La Parola, Vol. 1: L’apparizione e l’opera di Dio, “Come prestare servizio in conformità alle intenzioni di Dio”
Dio compie l’opera di giudizio e castigo in modo che l’uomo possa acquisire conoscenza di Lui e per la Sua testimonianza. Senza il Suo giudizio sull’indole corrotta dell’uomo, questi non conoscerebbe la Sua indole giusta che non tollera alcuna offesa, né sarebbe in grado di trasformare la sua conoscenza di vecchia data di Dio in una nuova conoscenza. Per la Sua testimonianza e per la Sua gestione, Egli rende pubblica la Sua totalità, permettendo così all’uomo, mediante la Sua pubblica apparizione, di raggiungere la Sua conoscenza, di venire trasformato nella propria indole e di rendere una clamorosa testimonianza a Dio.
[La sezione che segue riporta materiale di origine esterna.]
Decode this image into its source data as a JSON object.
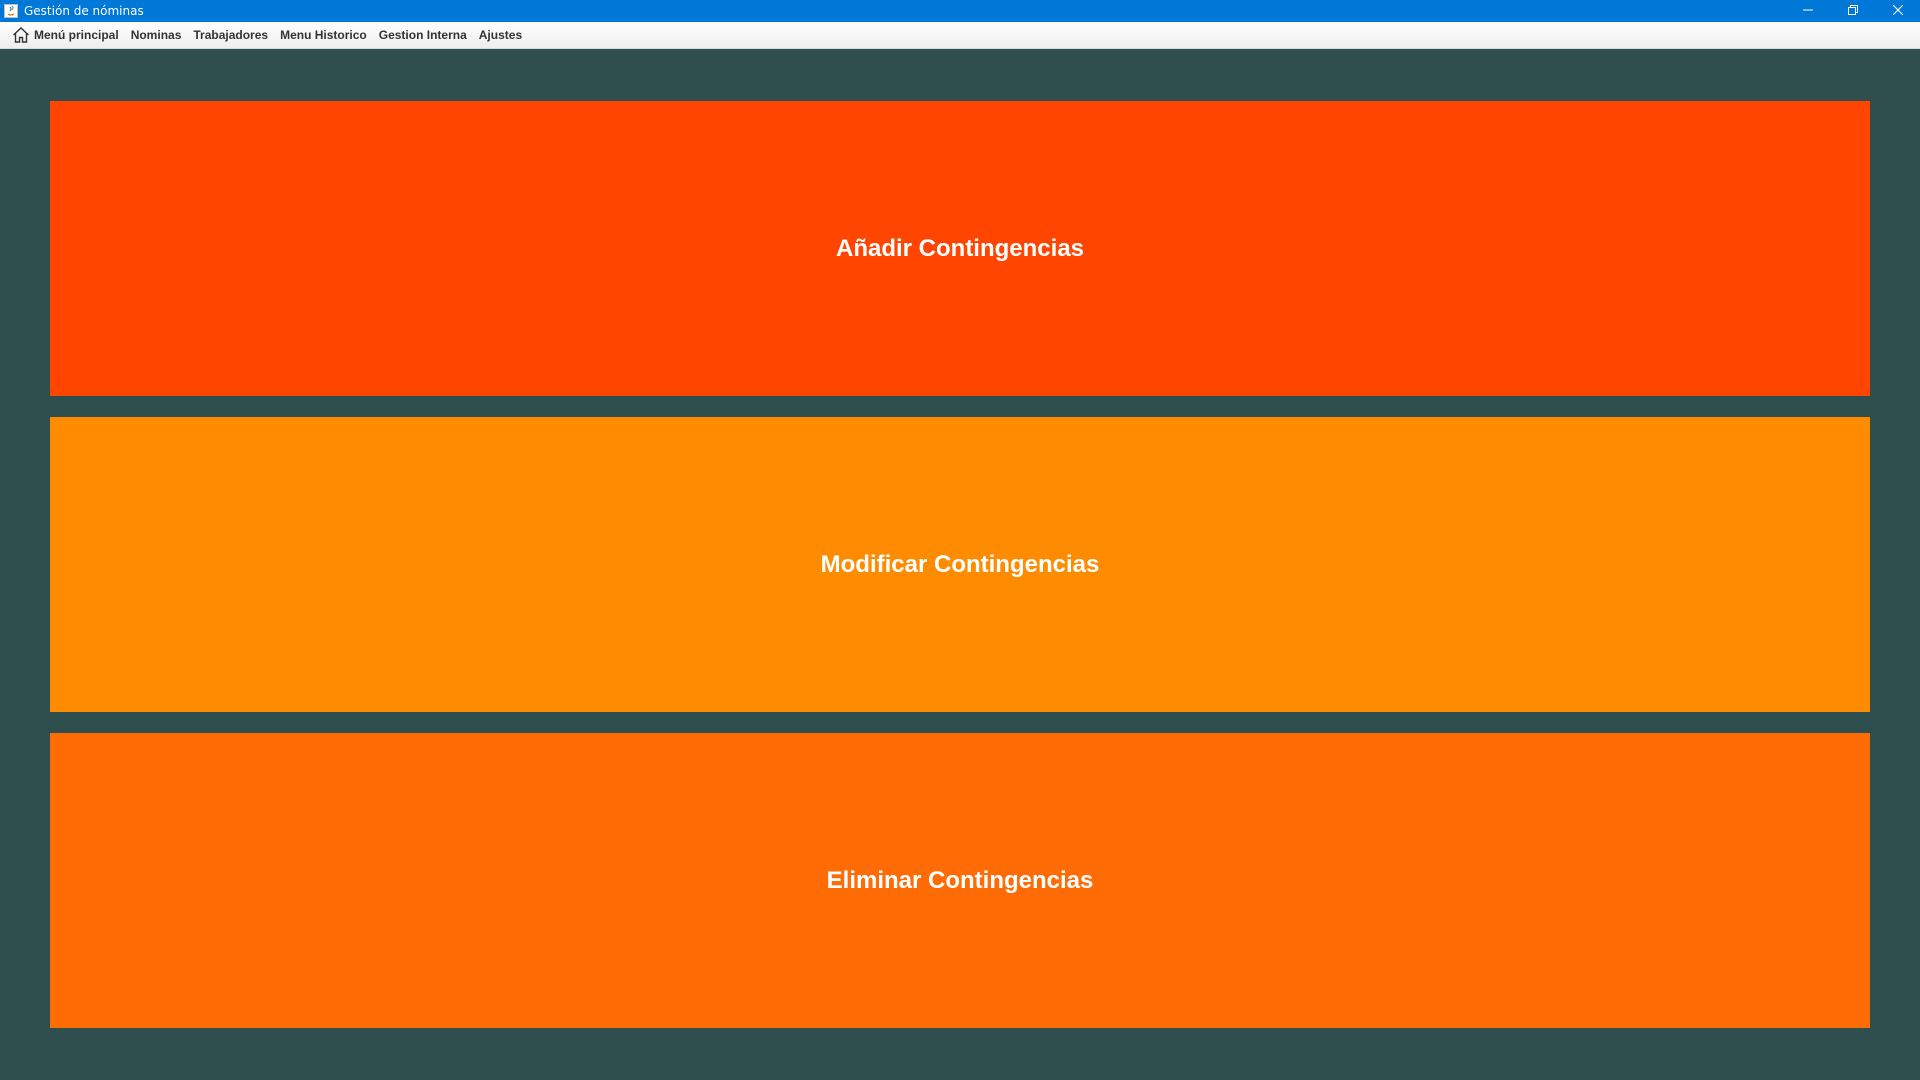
{
  "window": {
    "title": "Gestión de nóminas",
    "accent_color": "#0078d7",
    "icon": "java-app-icon",
    "controls": [
      "minimize-icon",
      "restore-icon",
      "close-icon"
    ]
  },
  "menubar": {
    "items": [
      {
        "label": "Menú principal",
        "icon": "home-icon"
      },
      {
        "label": "Nominas"
      },
      {
        "label": "Trabajadores"
      },
      {
        "label": "Menu Historico"
      },
      {
        "label": "Gestion Interna"
      },
      {
        "label": "Ajustes"
      }
    ]
  },
  "main": {
    "background_color": "#2f4f4f",
    "actions": [
      {
        "label": "Añadir Contingencias",
        "color": "#ff4500"
      },
      {
        "label": "Modificar Contingencias",
        "color": "#ff8c00"
      },
      {
        "label": "Eliminar Contingencias",
        "color": "#ff6b04"
      }
    ]
  }
}
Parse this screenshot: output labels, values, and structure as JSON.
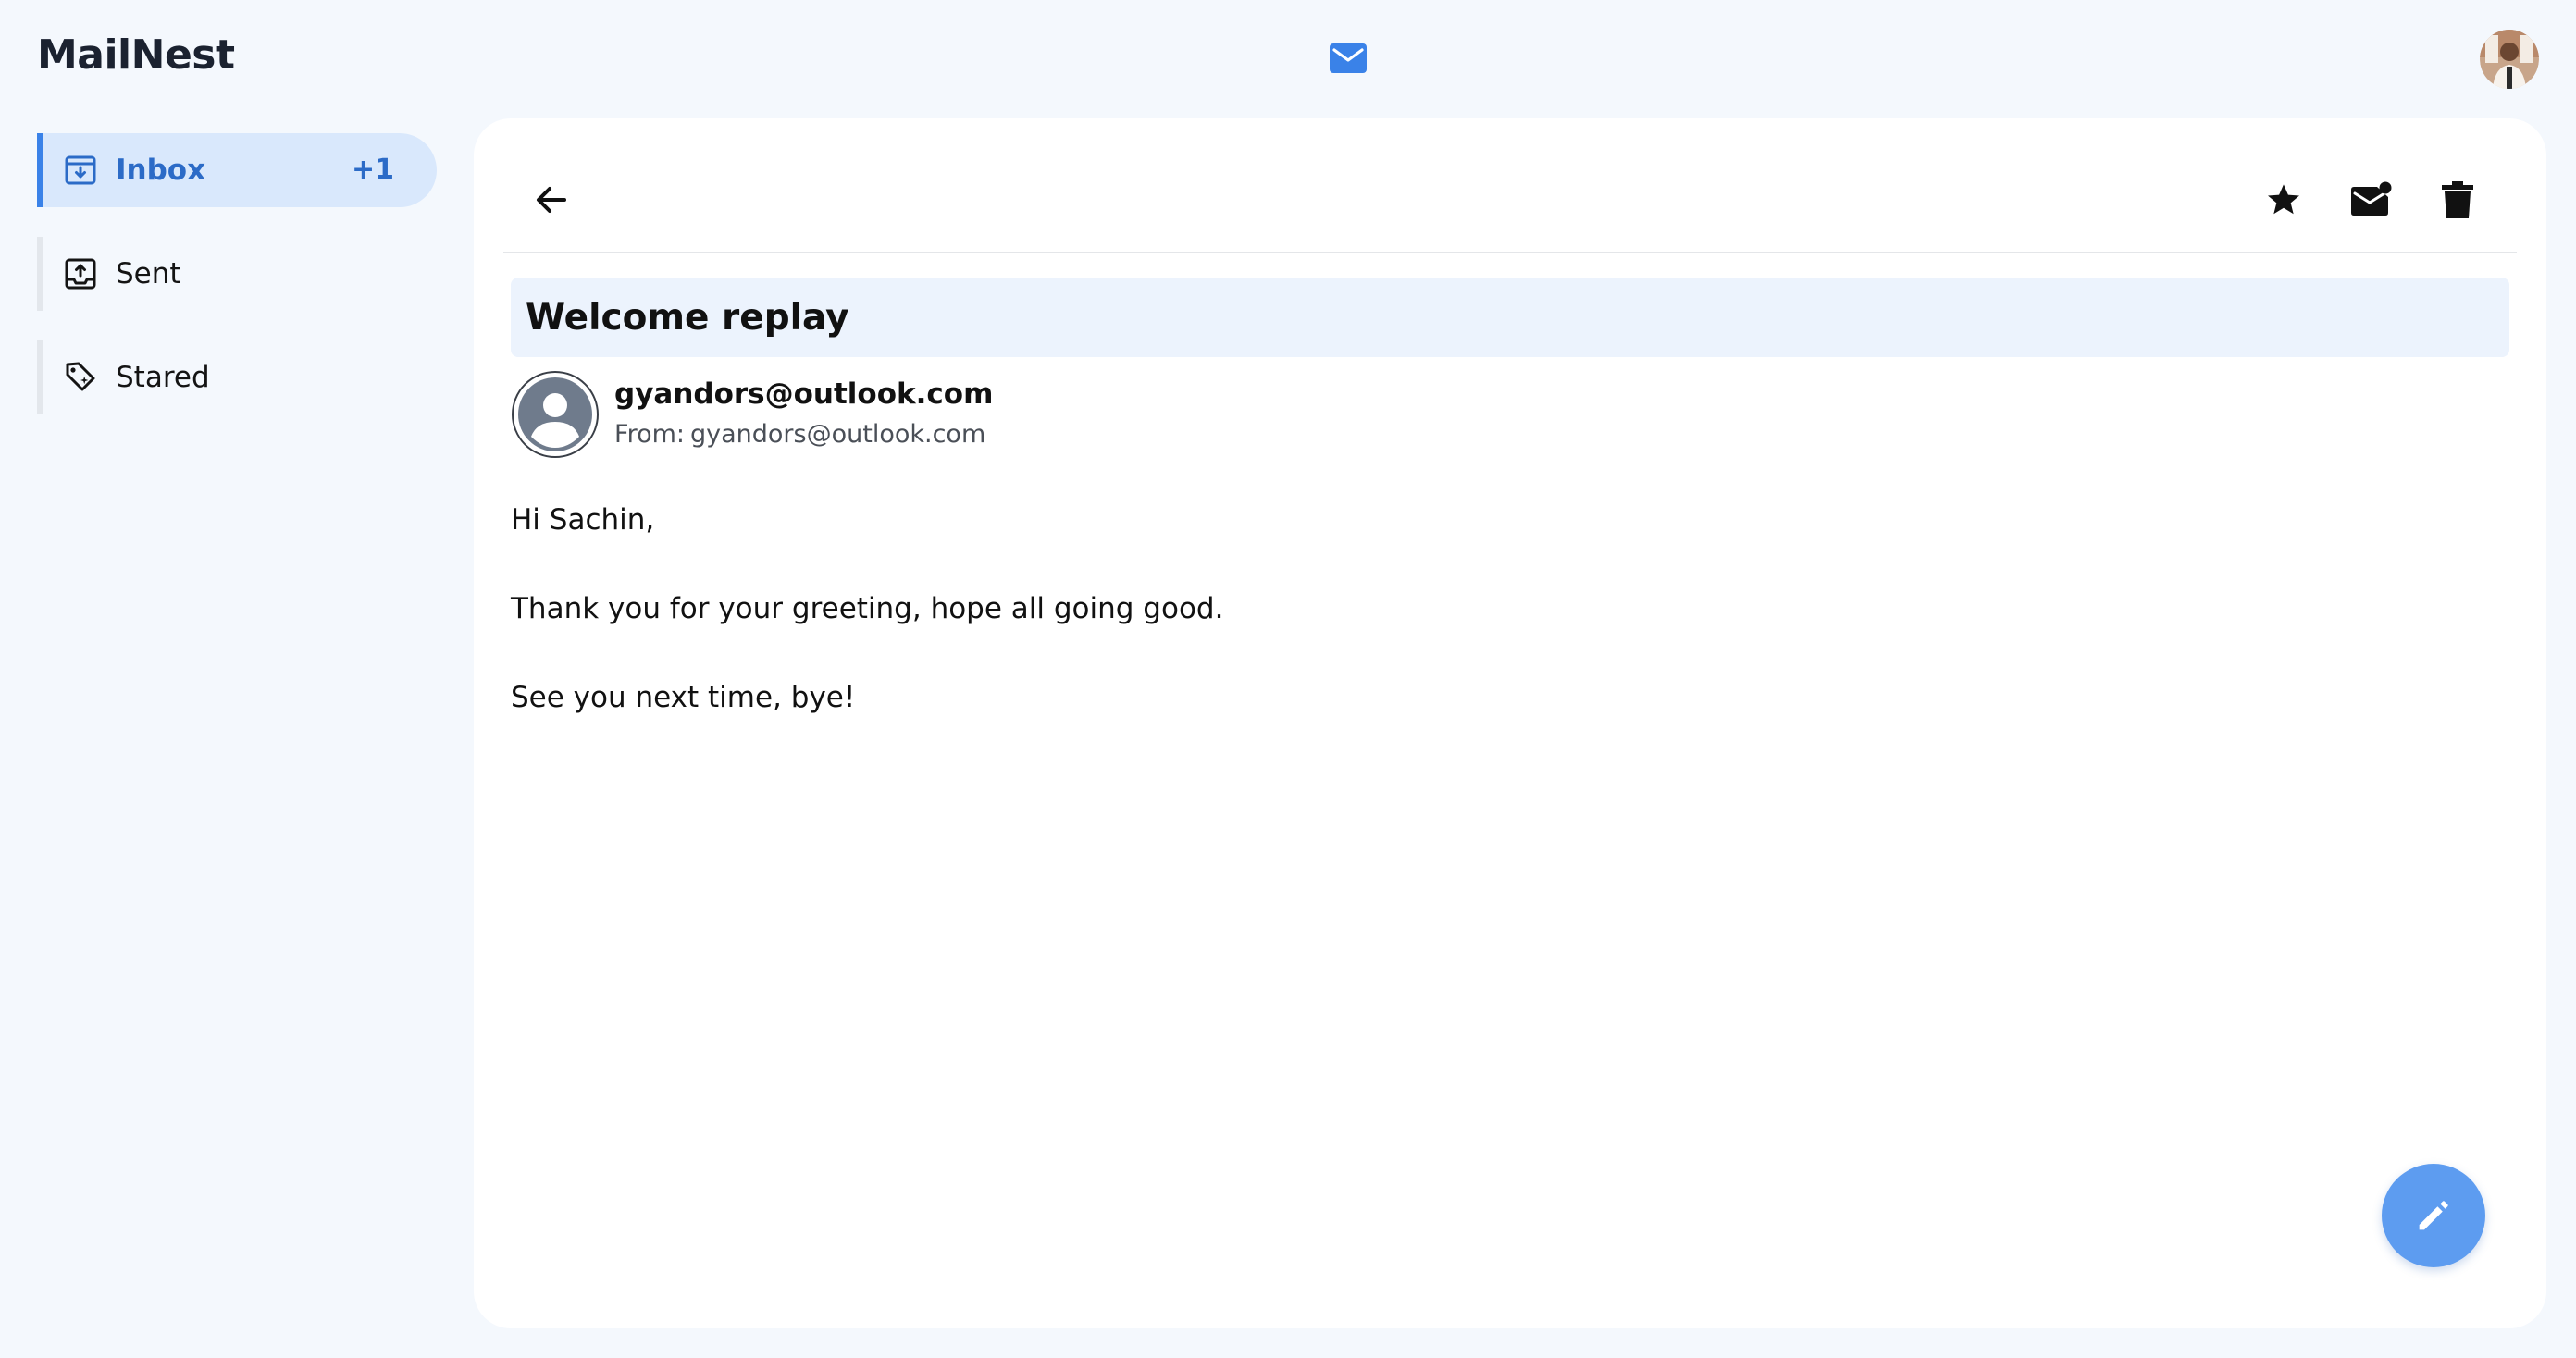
{
  "app": {
    "title": "MailNest",
    "center_icon": "mail-icon",
    "avatar_icon": "user-avatar"
  },
  "sidebar": {
    "items": [
      {
        "label": "Inbox",
        "icon": "inbox-icon",
        "badge": "+1",
        "active": true
      },
      {
        "label": "Sent",
        "icon": "outbox-icon",
        "badge": "",
        "active": false
      },
      {
        "label": "Stared",
        "icon": "tag-icon",
        "badge": "",
        "active": false
      }
    ]
  },
  "toolbar": {
    "back_icon": "arrow-left-icon",
    "star_icon": "star-icon",
    "mark_unread_icon": "mail-unread-icon",
    "delete_icon": "trash-icon"
  },
  "email": {
    "subject": "Welcome replay",
    "sender_name": "gyandors@outlook.com",
    "from_label": "From:",
    "from_address": "gyandors@outlook.com",
    "body": [
      "Hi Sachin,",
      "Thank you for your greeting, hope all going good.",
      "See you next time, bye!"
    ]
  },
  "compose": {
    "icon": "pencil-icon"
  },
  "colors": {
    "accent": "#3a82e8",
    "active_bg": "#d9e8fc",
    "fab": "#5d9cf0",
    "background": "#f4f8fd"
  }
}
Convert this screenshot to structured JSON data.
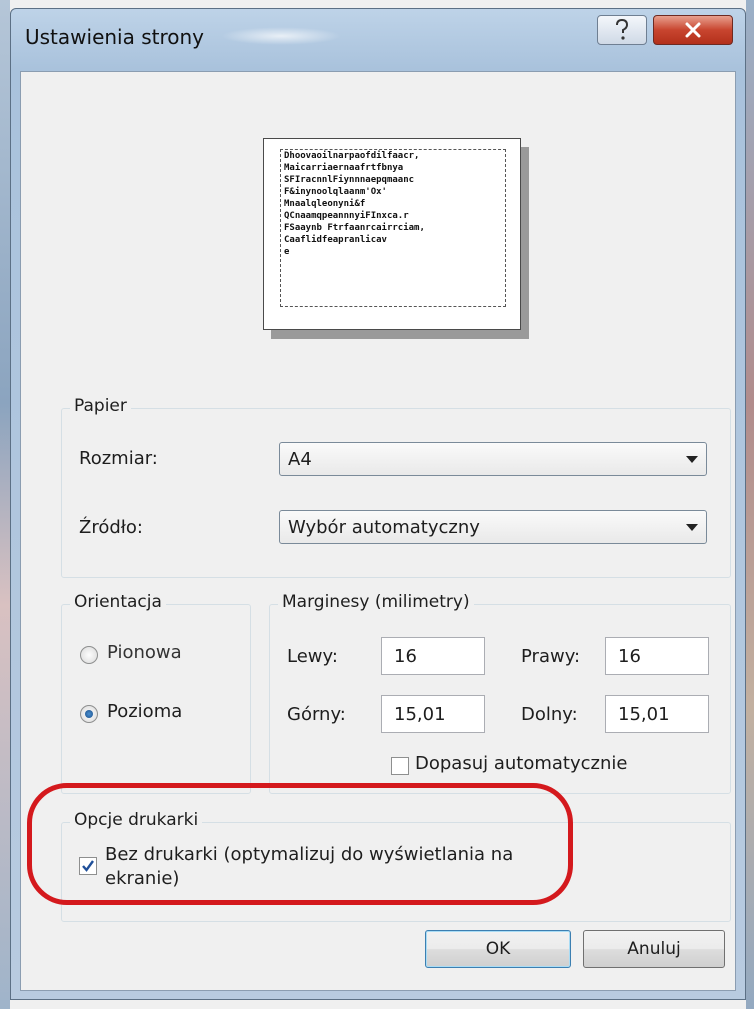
{
  "window": {
    "title": "Ustawienia strony",
    "help_symbol": "?",
    "close_symbol": "X"
  },
  "preview": {
    "lines": [
      "Dhoovaoilnarpaofdilfaacr,",
      "Maicarriaernaafrtfbnya",
      "SFIracnnlFiynnnaepqmaanc",
      "F&inynoolqlaanm'Ox'",
      "Mnaalqleonyni&f",
      "QCnaamqpeannnyiFInxca.r",
      "FSaaynb Ftrfaanrcairrciam,",
      "Caaflidfeapranlicav",
      "e"
    ]
  },
  "paper": {
    "group_label": "Papier",
    "size_label": "Rozmiar:",
    "size_value": "A4",
    "source_label": "Źródło:",
    "source_value": "Wybór automatyczny"
  },
  "orientation": {
    "group_label": "Orientacja",
    "portrait_label": "Pionowa",
    "landscape_label": "Pozioma",
    "selected": "Pozioma"
  },
  "margins": {
    "group_label": "Marginesy (milimetry)",
    "left_label": "Lewy:",
    "left_value": "16",
    "right_label": "Prawy:",
    "right_value": "16",
    "top_label": "Górny:",
    "top_value": "15,01",
    "bottom_label": "Dolny:",
    "bottom_value": "15,01",
    "autofit_label": "Dopasuj automatycznie",
    "autofit_checked": false
  },
  "printer_options": {
    "group_label": "Opcje drukarki",
    "no_printer_label_line1": "Bez drukarki (optymalizuj do wyświetlania na",
    "no_printer_label_line2": "ekranie)",
    "no_printer_checked": true
  },
  "buttons": {
    "ok": "OK",
    "cancel": "Anuluj"
  },
  "colors": {
    "highlight_ring": "#d4191d",
    "close_button": "#c8452f",
    "dialog_background": "#f0f0f0"
  }
}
La trasformazione dell’indole dell’uomo viene raggiunta tramite i diversi tipi di opera di Dio; senza tali cambiamenti nella sua indole, l’uomo non sarebbe in grado di rendere testimonianza a Dio e di essere in linea con le intenzioni di Dio. La trasformazione dell’indole umana significa che l’uomo è stato liberato dalla schiavitù di Satana e dall’influenza dell’oscurità, e che è diventato veramente un modello e un prototipo dell’opera di Dio, un testimone di Dio e un uomo in linea con le Sue intenzioni. Oggi, Dio incarnato è giunto sulla terra per compiere la Sua opera ed esige che l’uomo giunga a conoscerLo, a sottometterGlisi e a testimoniarLo: l’uomo deve conoscere l’opera concreta e normale di Dio, sottomettersi a tutte le Sue parole e alla Sua opera che non coincidono con le nozioni dell’uomo e rendere testimonianza a tutta l’opera che svolge per salvare l’uomo e a tutte le azioni con cui conquista l’uomo. Coloro che rendono testimonianza a Dio devono avere conoscenza di Lui; soltanto questo genere di testimonianza è accurata e concreta e soltanto questo genere di testimonianza può svergognare Satana. Dio usa coloro che sono riusciti a conoscerLo sperimentando il Suo giudizio, il Suo castigo e la Sua potatura, perché Gli rendano testimonianza. Egli usa coloro che sono stati corrotti da Satana per renderGli testimonianza. Egli utilizza coloro la cui indole è cambiata e che hanno così guadagnato le Sue benedizioni per renderGli testimonianza. Non ha bisogno che l’uomo Lo lodi a parole, né ha bisogno della lode e della testimonianza della specie di Satana, che non è stata salvata da Dio. Soltanto coloro che conoscono Dio sono qualificati per renderGli testimonianza e soltanto coloro la cui indole è cambiata sono qualificati per renderGli testimonianza. Dio non permetterà che l’uomo disonori intenzionalmente il Suo nome.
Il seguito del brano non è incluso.